The Model Organism Lottery: Model Organism Interpretability Strongly Depends on Training Methodology
Pith reviewed 2026-07-02 15:56 UTC · model grok-4.3
The pith
Model organisms trained with integrated methods show substantially lower interpretability than those made via post-hoc fine-tuning.
A machine-rendered reading of the paper's core claim, the machinery that carries it, and where it could break.
Core claim
By constructing model organisms with post-hoc SFT, post-hoc DPO, and integrated DPO and evaluating them on activation oracles, activation steering, logit lens, and sparse autoencoders, the work establishes that MO interpretability depends strongly on training objective, target behaviour, model architecture, and training data generation pipeline, that substantial variance remains after controlling for target behaviour strength, and that integrated training produces less interpretable MOs than post-hoc methods.
What carries the argument
The contrast between post-hoc supervised fine-tuning or DPO and integrated insertion of MO data into the base model's post-training DPO phase, tested across 54 organisms on four interpretability benchmarks.
If this is right
- Interpretability techniques validated only on post-hoc MOs may overestimate their reliability on behaviors that arise during normal training.
- Benchmarks for new interpretability methods should include organisms trained under integrated regimes to avoid overly optimistic results.
- The choice of training methodology affects how well an MO serves as a proxy for undesired behaviors in deployed models.
- Even when the strength of the target behavior is matched, training regime still produces large differences in measured interpretability.
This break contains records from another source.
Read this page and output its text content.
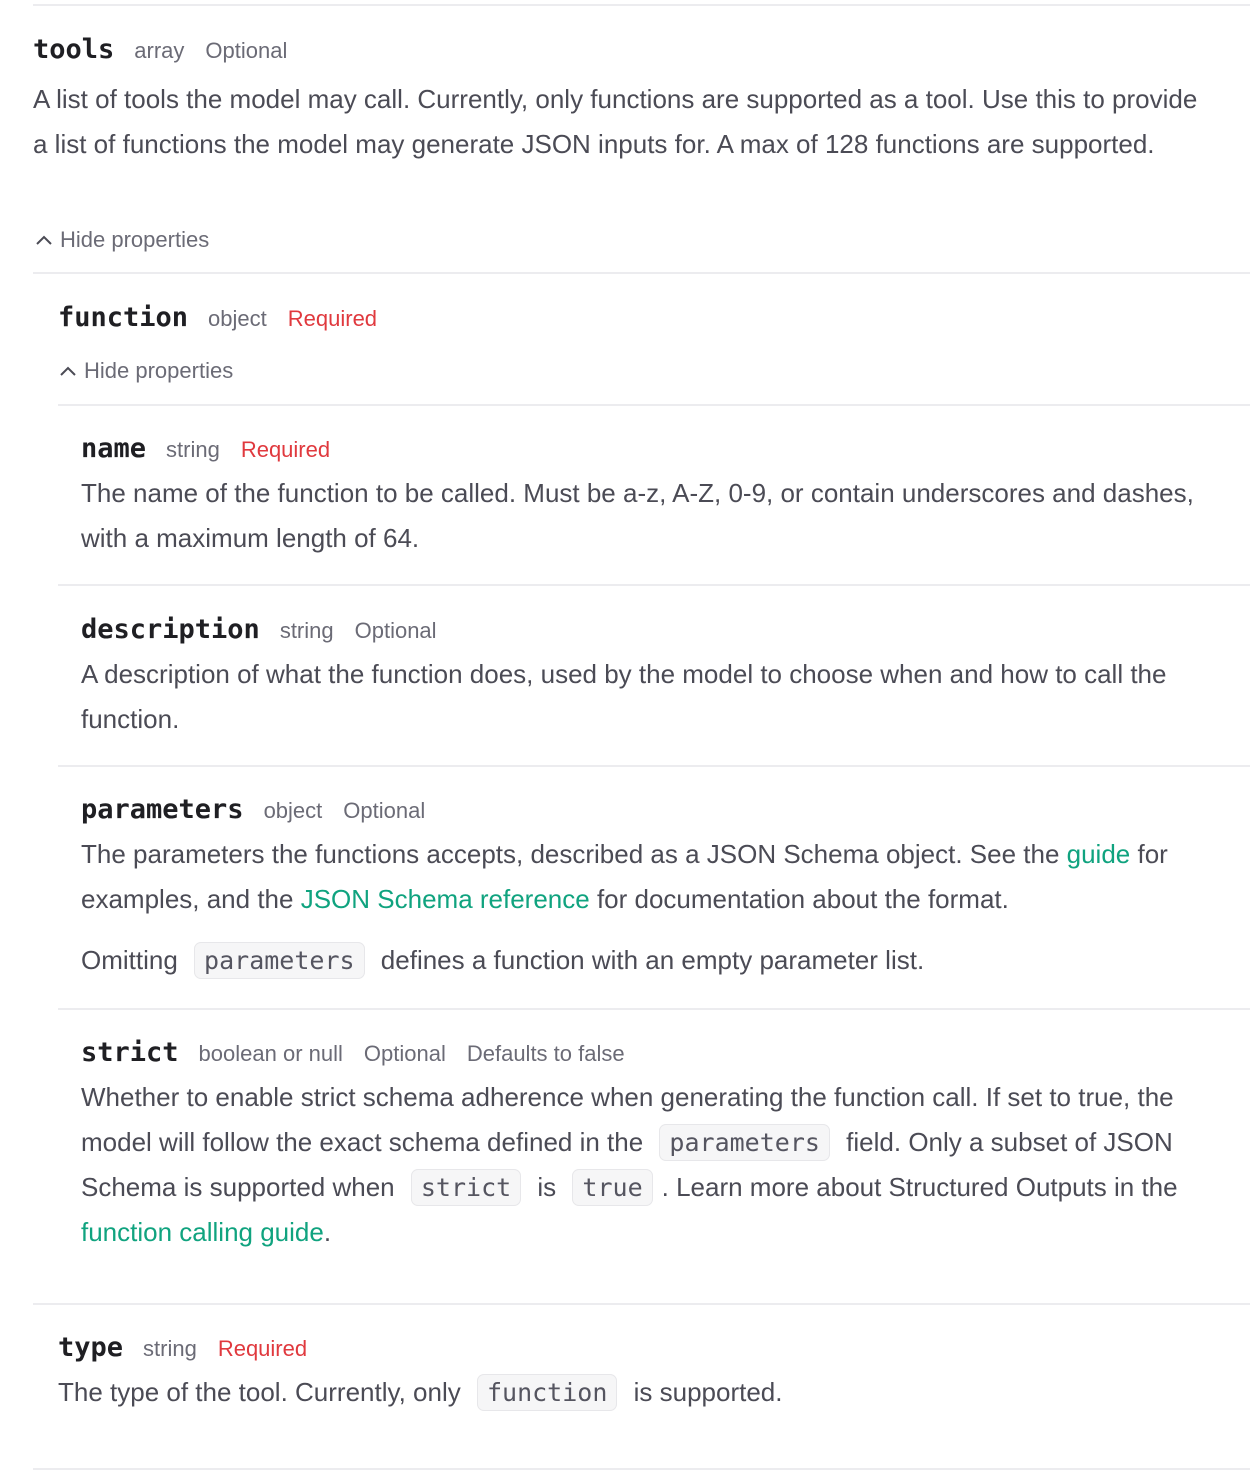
tools array Optional

A list of tools the model may call. Currently, only functions are supported as a tool. Use this to provide a list of functions the model may generate JSON inputs for. A max of 128 functions are supported.

Hide properties
function object Required
Hide properties
name string Required

The name of the function to be called. Must be a-z, A-Z, 0-9, or contain underscores and dashes, with a maximum length of 64.

description string Optional

A description of what the function does, used by the model to choose when and how to call the function.

parameters object Optional

The parameters the functions accepts, described as a JSON Schema object. See the guide for examples, and the JSON Schema reference for documentation about the format.

Omitting parameters defines a function with an empty parameter list.

strict boolean or null Optional Defaults to false

Whether to enable strict schema adherence when generating the function call. If set to true, the model will follow the exact schema defined in the parameters field. Only a subset of JSON Schema is supported when strict is true . Learn more about Structured Outputs in the function calling guide.

type string Required

The type of the tool. Currently, only function is supported.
Where Pith is reading between the lines
- If integrated training systematically hides behaviors, safety evaluations that rely on current MOs may miss risks that would appear under more realistic training.
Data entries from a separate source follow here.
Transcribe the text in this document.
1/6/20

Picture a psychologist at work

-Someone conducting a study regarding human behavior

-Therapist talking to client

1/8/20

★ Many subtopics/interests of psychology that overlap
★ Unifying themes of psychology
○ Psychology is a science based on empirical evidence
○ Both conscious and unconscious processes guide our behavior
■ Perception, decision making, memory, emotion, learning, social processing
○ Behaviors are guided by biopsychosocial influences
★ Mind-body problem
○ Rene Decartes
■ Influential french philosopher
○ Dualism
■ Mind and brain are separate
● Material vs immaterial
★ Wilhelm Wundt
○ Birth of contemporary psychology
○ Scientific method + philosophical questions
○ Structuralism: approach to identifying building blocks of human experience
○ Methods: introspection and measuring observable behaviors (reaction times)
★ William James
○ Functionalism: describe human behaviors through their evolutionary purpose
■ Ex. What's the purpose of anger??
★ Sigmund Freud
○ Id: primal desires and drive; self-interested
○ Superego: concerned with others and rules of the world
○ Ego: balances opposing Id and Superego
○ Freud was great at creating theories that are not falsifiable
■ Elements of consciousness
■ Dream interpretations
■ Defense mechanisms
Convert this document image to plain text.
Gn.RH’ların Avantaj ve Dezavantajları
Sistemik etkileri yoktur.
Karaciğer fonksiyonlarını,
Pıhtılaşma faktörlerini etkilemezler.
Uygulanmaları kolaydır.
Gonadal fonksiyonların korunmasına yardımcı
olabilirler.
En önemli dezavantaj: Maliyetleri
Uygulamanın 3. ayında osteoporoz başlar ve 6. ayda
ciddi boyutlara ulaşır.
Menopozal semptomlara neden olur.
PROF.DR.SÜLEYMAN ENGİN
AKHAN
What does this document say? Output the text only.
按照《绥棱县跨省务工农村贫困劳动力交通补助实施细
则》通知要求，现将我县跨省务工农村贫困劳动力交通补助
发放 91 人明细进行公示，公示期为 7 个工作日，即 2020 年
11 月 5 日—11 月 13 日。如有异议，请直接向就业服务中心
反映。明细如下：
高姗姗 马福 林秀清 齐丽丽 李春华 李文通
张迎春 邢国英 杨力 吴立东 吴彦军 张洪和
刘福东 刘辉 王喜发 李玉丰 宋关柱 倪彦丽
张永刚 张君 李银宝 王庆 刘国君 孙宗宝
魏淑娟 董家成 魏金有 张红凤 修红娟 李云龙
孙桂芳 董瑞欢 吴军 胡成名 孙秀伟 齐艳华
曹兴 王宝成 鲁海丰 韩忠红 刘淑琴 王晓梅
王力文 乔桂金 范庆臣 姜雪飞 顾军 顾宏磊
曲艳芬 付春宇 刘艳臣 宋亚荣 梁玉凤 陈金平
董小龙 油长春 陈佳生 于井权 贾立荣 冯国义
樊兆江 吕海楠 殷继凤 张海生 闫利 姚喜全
- Future MO suites could be constructed by mixing post-hoc and integrated examples to create a more graded test of method robustness.
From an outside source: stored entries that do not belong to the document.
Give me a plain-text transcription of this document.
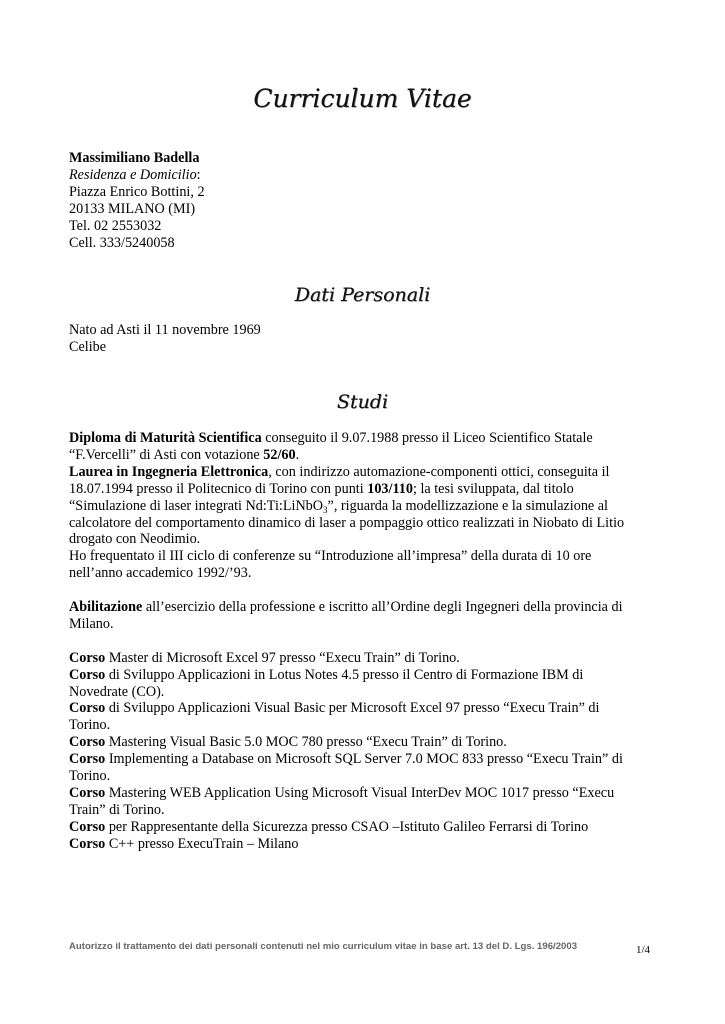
Curriculum Vitae
Massimiliano Badella
Residenza e Domicilio:
Piazza Enrico Bottini, 2
20133 MILANO (MI)
Tel. 02 2553032
Cell. 333/5240058
Dati Personali
Nato ad Asti il 11 novembre 1969
Celibe
Studi
Diploma di Maturità Scientifica conseguito il 9.07.1988 presso il Liceo Scientifico Statale
“F.Vercelli” di Asti con votazione 52/60.
Laurea in Ingegneria Elettronica, con indirizzo automazione-componenti ottici, conseguita il
18.07.1994 presso il Politecnico di Torino con punti 103/110; la tesi sviluppata, dal titolo
“Simulazione di laser integrati Nd:Ti:LiNbO$_3$”, riguarda la modellizzazione e la simulazione al
calcolatore del comportamento dinamico di laser a pompaggio ottico realizzati in Niobato di Litio
drogato con Neodimio.
Ho frequentato il III ciclo di conferenze su “Introduzione all’impresa” della durata di 10 ore
nell’anno accademico 1992/’93.
Abilitazione all’esercizio della professione e iscritto all’Ordine degli Ingegneri della provincia di
Milano.
Corso Master di Microsoft Excel 97 presso “Execu Train” di Torino.
Corso di Sviluppo Applicazioni in Lotus Notes 4.5 presso il Centro di Formazione IBM di
Novedrate (CO).
Corso di Sviluppo Applicazioni Visual Basic per Microsoft Excel 97 presso “Execu Train” di
Torino.
Corso Mastering Visual Basic 5.0 MOC 780 presso “Execu Train” di Torino.
Corso Implementing a Database on Microsoft SQL Server 7.0 MOC 833 presso “Execu Train” di
Torino.
Corso Mastering WEB Application Using Microsoft Visual InterDev MOC 1017 presso “Execu
Train” di Torino.
Corso per Rappresentante della Sicurezza presso CSAO –Istituto Galileo Ferrarsi di Torino
Corso C++ presso ExecuTrain – Milano
Autorizzo il trattamento dei dati personali contenuti nel mio curriculum vitae in base art. 13 del D. Lgs. 196/2003	1/4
- The observed dependence on architecture and data pipeline suggests that results from one base model may not transfer to others without re-testing.
Load-bearing premise
That differences in benchmark performance across training regimes reflect genuine differences in how accessible the hidden behavior is rather than artifacts of how the benchmarks are implemented or interact with the training process.
What would settle it
A controlled experiment in which the same target behavior is inserted via both post-hoc and integrated routes, the resulting MOs are evaluated with an entirely new interpretability method unrelated to activations or sparse coding, and the performance gap between the two training regimes disappears.
Figures
read the original abstract
Model organisms (MOs) - language models trained to exhibit undesired or unnatural behaviours - are frequently used as testbeds for evaluating white-box interpretability techniques. Current MOs are typically constructed via post-hoc supervised fine-tuning (SFT) on behavioural transcripts or synthetic documents. Prior research has shown that interpretability methods can easily identify hidden behaviours in these MOs. However, recent work suggests that such post-hoc training methods may make interpretability unrealistically easy. We investigate this claim by constructing a suite of 54 $\verb|OLMo2-1B|$- and $\verb|gemma-3-1b-it|$-based MOs trained with seven different techniques, including standard post-hoc SFT, post-hoc DPO, and more realistic integration of MO data into the OLMo post-training DPO phase. We use these MO variants to benchmark activation oracles, activation steering, logit lens, and sparse autoencoders. Our findings show that (i) MO interpretability depends strongly on training objective, target behaviour, model architecture, and training data generation pipeline; (ii) substantial variance remains even after controlling for differences in the strength of target behaviour expression; and (iii) our more realistic $\textit{integrated training}$ often yields less interpretable MOs than standard post-hoc methods. Our results cast substantial doubt on the validity of current MOs as interpretability proxies.
Editorial analysis
A structured set of objections, weighed in public.
Referee Report
Summary. The paper constructs a suite of 54 model organisms (MOs) from OLMo2-1B and gemma-3-1b-it using seven training techniques (including post-hoc SFT, post-hoc DPO, and integrated training during the OLMo post-training DPO phase). It benchmarks activation oracles, activation steering, logit lens, and sparse autoencoders, reporting that interpretability depends strongly on training objective, target behavior, model architecture, and data pipeline; that substantial variance persists after controlling for target-behavior strength; and that integrated training often produces less interpretable MOs than post-hoc methods, casting doubt on the validity of current MOs as interpretability proxies.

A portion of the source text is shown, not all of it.